The film begins with the establishment of a basic storyline in which a couple who are fond of each other begins to argue and find themselves in a situation where the wife has her own version of the story and the husband has his own version of the truth. After establishing the backstory, the film takes a turn in which a terrorist kidnaps Sanchi (the wife) and demands a lot of things in exchange for her release.
The film has too many perspectives, which makes it quite chaotic. The film is nothing but a longer version of a CID episode.
Technically, this film is deficient in every way, and it is a shoddy production. There are no editing issues because editing this script will require major rewriting. The filmmaker attempted to inject some humour by creating characters who seem to be like Arnab Goswami, who imitates the famous “drug-doo” meme with different dialogue, and the nation wants to know the dialogue.
The film also attempts to raise awareness about the negative aspects of journalism but fails miserably.
The presence of Aparshakti is the only positive aspect. He is the only redeeming feature of the film. He plays the terrorist’s character amazingly and has worked hard to master the Kashmiri dialect. He is the reason audiences are able to keep their sanity.
It was a surprise, and not a good one, to see R Madhavan playing a character like Yathaarth, and it was difficult to believe that Madhavan had performed poorly, to an extent that you try to deny that it is the same Madhavan who gave us Rocketry.
Darshan, on the other hand, did two things: he doesn’t act and he overacts. Which again comes as a slap on the face, as one can not expect Darshan to perform this badly. It was truly incredible to take in how Kookie squandered an amazing cast to such an extent that it was almost unbearable to watch.

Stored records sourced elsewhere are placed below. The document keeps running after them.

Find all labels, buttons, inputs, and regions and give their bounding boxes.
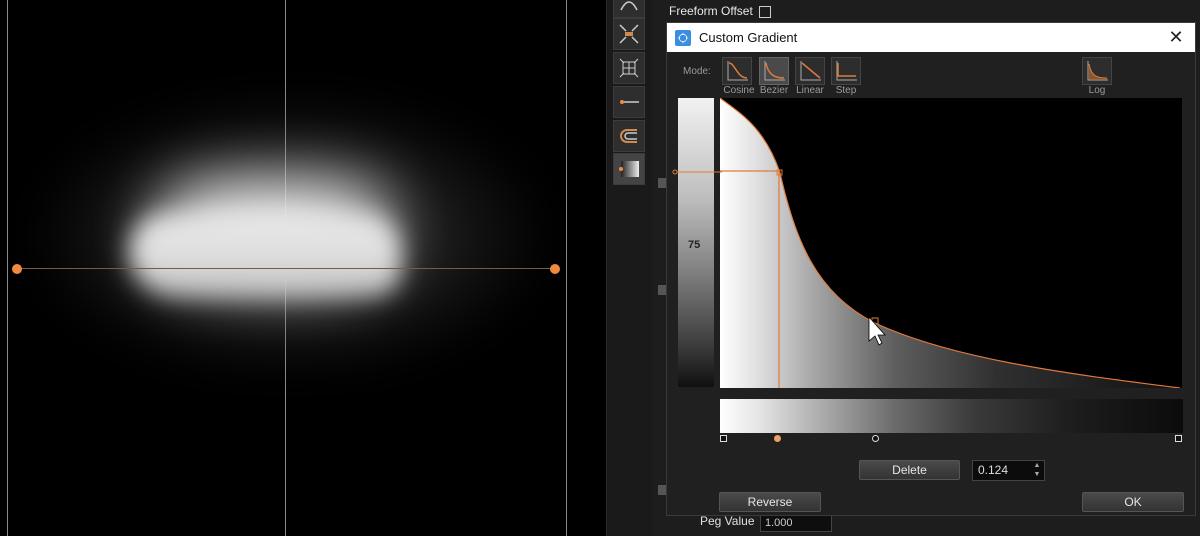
- tool-warp-button[interactable]: [613, 0, 645, 18]
- gradient-preview-bar[interactable]: [720, 399, 1183, 433]
- viewport-border-left: [7, 0, 8, 536]
- scale-arrows-icon: [619, 24, 639, 44]
- guide-extension: [672, 169, 722, 175]
- peg-value-field[interactable]: 1.000: [760, 514, 832, 532]
- cosine-icon: [727, 61, 748, 81]
- tool-custom-gradient-button[interactable]: [613, 153, 645, 185]
- mode-linear-button[interactable]: [795, 57, 825, 85]
- viewport-canvas[interactable]: [0, 0, 606, 536]
- warp-icon: [620, 1, 638, 11]
- gradient-stop-selected[interactable]: [774, 435, 781, 442]
- mode-step-label: Step: [835, 85, 857, 96]
- freeform-offset-checkbox[interactable]: [759, 6, 771, 18]
- mode-bezier-label: Bezier: [759, 85, 789, 96]
- tool-scale-button[interactable]: [613, 18, 645, 50]
- gradient-stop[interactable]: [872, 435, 879, 442]
- mode-linear-label: Linear: [796, 85, 824, 96]
- custom-gradient-icon: [619, 161, 639, 177]
- tool-line-button[interactable]: [613, 86, 645, 118]
- linear-gradient-icon: [620, 100, 639, 104]
- gradient-stop-start[interactable]: [720, 435, 727, 442]
- linear-icon: [800, 61, 821, 81]
- mode-step-button[interactable]: [831, 57, 861, 85]
- gradient-end-handle[interactable]: [550, 264, 560, 274]
- mode-cosine-button[interactable]: [722, 57, 752, 85]
- panel-marker: [658, 485, 666, 495]
- tool-transform-button[interactable]: [613, 52, 645, 84]
- value-spinner-icon[interactable]: ▲ ▼: [1031, 461, 1043, 479]
- glow-core: [130, 215, 400, 295]
- mode-cosine-label: Cosine: [723, 85, 755, 96]
- ok-button[interactable]: OK: [1082, 492, 1184, 512]
- log-label: Log: [1088, 85, 1106, 96]
- bezier-icon: [764, 61, 785, 81]
- panel-marker: [658, 178, 666, 188]
- peg-value-label: Peg Value: [700, 514, 755, 528]
- viewport-border-right: [566, 0, 567, 536]
- tool-strip: [606, 0, 652, 536]
- gradient-handle-line: [17, 268, 555, 269]
- app-icon: [675, 29, 691, 46]
- mode-bezier-button[interactable]: [759, 57, 789, 85]
- close-icon[interactable]: ✕: [1167, 28, 1185, 46]
- gradient-start-handle[interactable]: [12, 264, 22, 274]
- reverse-button[interactable]: Reverse: [719, 492, 821, 512]
- tool-arc-button[interactable]: [613, 120, 645, 152]
- delete-button[interactable]: Delete: [859, 460, 960, 480]
- step-icon: [836, 61, 857, 81]
- dialog-titlebar[interactable]: Custom Gradient ✕: [667, 23, 1195, 52]
- curve-fill: [720, 98, 1180, 388]
- curve-editor[interactable]: [720, 98, 1182, 388]
- freeform-offset-label: Freeform Offset: [669, 4, 753, 18]
- slider-value-label: 75: [688, 239, 701, 251]
- panel-marker: [658, 285, 666, 295]
- arc-gradient-icon: [620, 129, 637, 143]
- mode-label: Mode:: [683, 66, 711, 77]
- log-button[interactable]: [1082, 57, 1112, 85]
- transform-grid-icon: [619, 58, 639, 78]
- log-icon: [1087, 61, 1108, 81]
- custom-gradient-dialog: Custom Gradient ✕ Mode: Cosine Bezier Li…: [666, 22, 1196, 516]
- dialog-title: Custom Gradient: [699, 30, 798, 45]
- gradient-stop-end[interactable]: [1175, 435, 1182, 442]
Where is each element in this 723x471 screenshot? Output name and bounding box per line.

Bhushan Kumar appears to have decided to use the T-series to launch the family’s women. Khushalii Kumar’s role is so poorly written and sexualized that it makes no sense.
When it comes to the film’s music, Jubin Nautial’s song at the beginning feels like T-series’ adopted baby isn’t ready to give blockbusters. The film contains a lot of abusive language, giving the impression that the filmmakers forgot to run it by the censor board.
The film has no story and is a complete waste of time, not to mention that Aparshakti was the only redeeming feature.